Dikarenakan tidak tercatat di PHDI, hingga saat ini pihaknya masih melakukan pengecekan apakah yang bersangkutan termasuk sulinggih atau tidak.
Jika ia tak mempunyai nabe itu berarti bukan sulinggih. Sementara jika mempunyai nabe, PHDI akan menyampaikan hal ini kepada nabenya.
Meski tak terdaftar di PHDI, Sudiana menegaskan bahwa pihaknya tak berani gegabah mengambil kesimpulan apakah dia termasuk sulinggih atau bukan.
Hal itu dilakukan agar PHDI nantinya tidak salah dalam bertindak.
"Kita tidak boleh gegabah mengambil kesimpulan sebelum ada pengecekan langsung. Tidak boleh (gegabah), karena itu menyangkut nama orang, kan kredibilitas orang kan kita harus lihat dumun yang sebenar-benarnya sampai ada bukti, lalu kita mengambil kesimpulan. Parisada tidak berani gegabah mengambil kesimbulan sehingga Parisada tidak salah langkah," terangnya.

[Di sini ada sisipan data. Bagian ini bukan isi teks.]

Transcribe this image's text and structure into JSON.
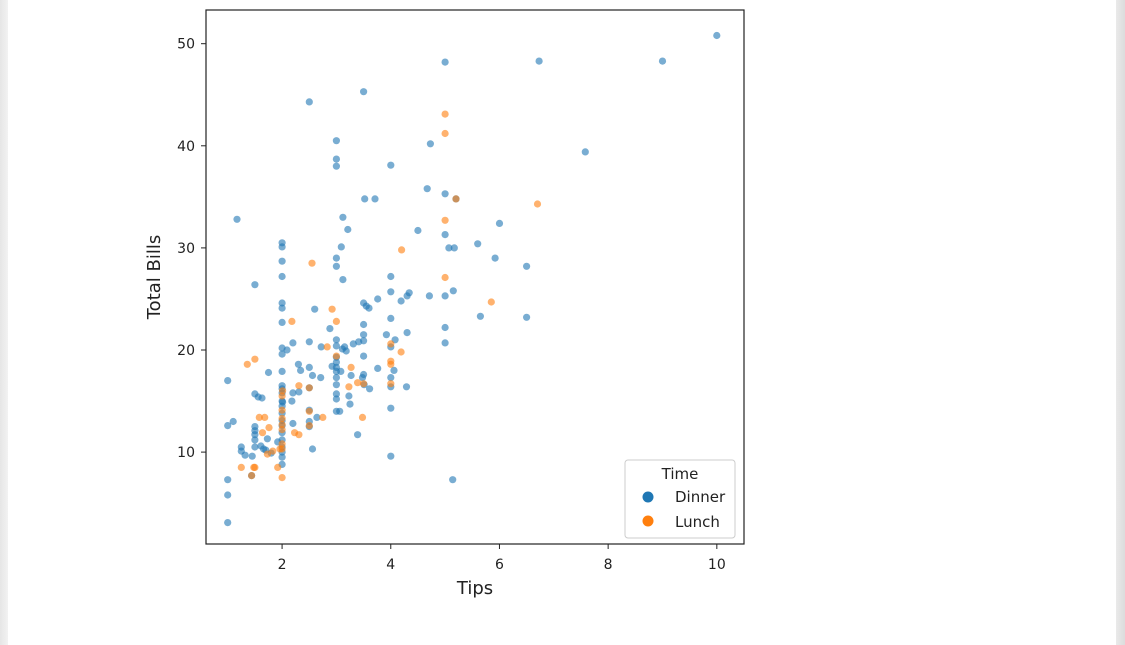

Sudiana menuturkan, jika hasil pengecekan di lapangan nantinya membuktikan bahwa yang bersangkutan bukan sulinggih, maka PHDI akan menyatakan hal tersebut.
Nantinya setelah penyelidikan selesai, PHDI Gianyar bakal memberikan klarifikasi apakah yang bersangkutan masuk dalam sulinggih atau tidak.
"Sementara masalah sanksinya, jika ada pelanggaran pidana, maka dipertanggungjawabkan kepada aparat negara," terang Sudiana yang juga Rektor Universitas Hindu Negeri I Gusti Bagus Sugriwa Denpasar itu. (ian/weg/sui)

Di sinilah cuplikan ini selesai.